Выбрать главу

— Они перестали быть идиотами, но стали убийцами, — сказал Новиков за завтраком. — Спрашивается: что лучше?

— Так ставить вопрос нельзя, — заявила Таня. — Прежде чем говорить о следствиях, мы обязаны изучить причину.

— Причина ясна, — сказал Резницкий, — Голод.

— Борьба за существование, — уточнила Таня. — Мы наблюдаем ее в классически чистом виде, свободном от всяческих напластований.

— Не думаю, — сказал Новиков. — В твоем классическом уравнении есть неизвестная величина — Большой Центр. Мы пока не знаем его намерений. Это сугубо логическая машина. Отключив блок питания, Центр руководствовался какой-то логической посылкой.

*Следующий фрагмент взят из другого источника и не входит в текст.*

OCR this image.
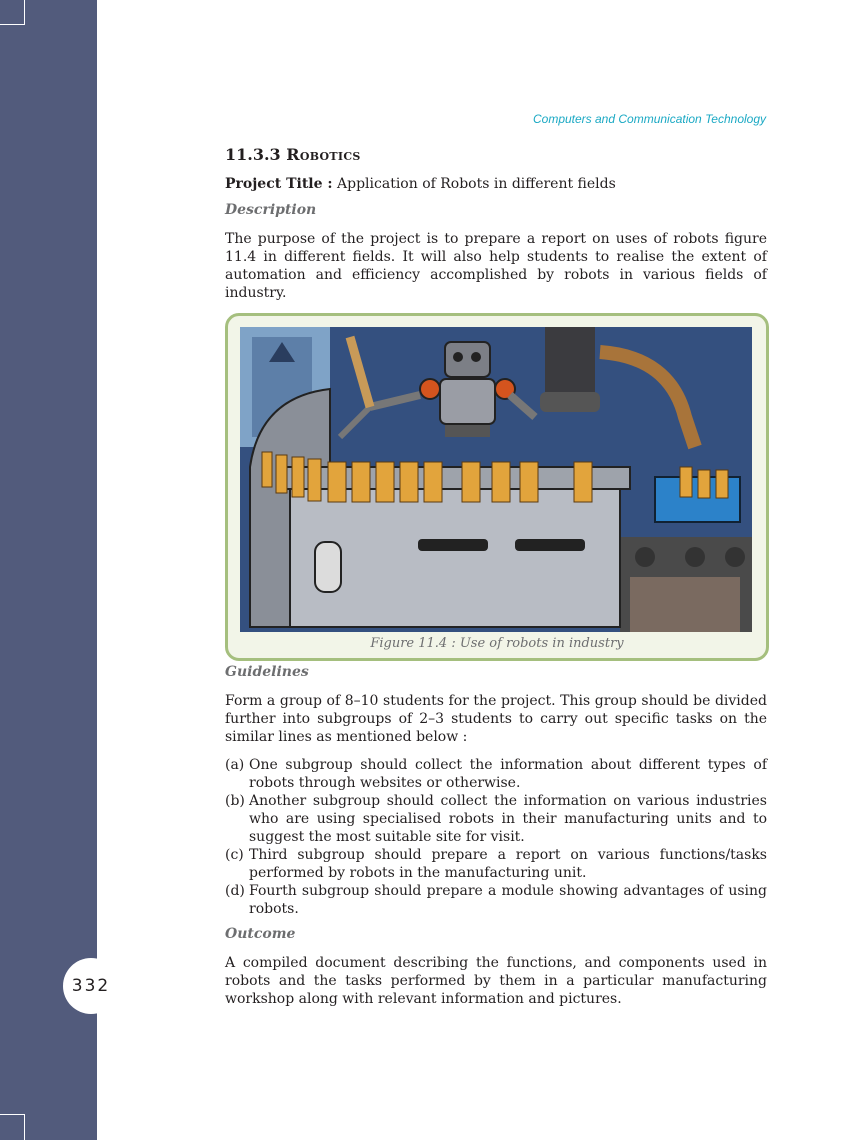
332
Computers and Communication Technology
11.3.3 Robotics
Project Title : Application of Robots in different fields
Description

The purpose of the project is to prepare a report on uses of robots figure 11.4 in different fields. It will also help students to realise the extent of automation and efficiency accomplished by robots in various fields of industry.

Figure 11.4 : Use of robots in industry
Guidelines

Form a group of 8–10 students for the project. This group should be divided further into subgroups of 2–3 students to carry out specific tasks on the similar lines as mentioned below :

(a) One subgroup should collect the information about different types of robots through websites or otherwise.
(b) Another subgroup should collect the information on various industries who are using specialised robots in their manufacturing units and to suggest the most suitable site for visit.
(c) Third subgroup should prepare a report on various functions/tasks performed by robots in the manufacturing unit.
(d) Fourth subgroup should prepare a module showing advantages of using robots.
Outcome

A compiled document describing the functions, and components used in robots and the tasks performed by them in a particular manufacturing workshop along with relevant information and pictures.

— Возможно, не спорю. Но объективная логика событий в общем-то ясна. Перед нами первобытное стадо. Поступки аборигенов стимулирует голод. — Сергей Сергеевич совершенно прав. Пока что они берут от природы то, что она дает им в готовом виде, — земляные орехи. Господствует право сильного: мы видели, как вожак отнимает пищу у слабых. Слабые разобщены, забиты, запуганы. Но сами объективные условия заставят их в конце концов объединиться. История ранних цивилизаций утверждает, что общество, как социальная категория, возникает из общности труда и борьбы в процессе производства материальных благ.

— Но эти еще не научились производить, Таня. Они научились только убивать.

— Не совсем верно. Ты видел, какие запасы орехов у вожака в этой… в бывшей мастерской роботов — кажется, так вы называли этот грязный хлев.

— Запасы, которые сам он не в состоянии сожрать, — это, по-твоему, производство?

— В потенциальном виде, Алеша. Излишки пищи у одной стороны и нехватка у другой — могучий стимул развития. Кроме того, мы видели, как вожак стоит у входа в свой хлев и затачивает железку на турникете.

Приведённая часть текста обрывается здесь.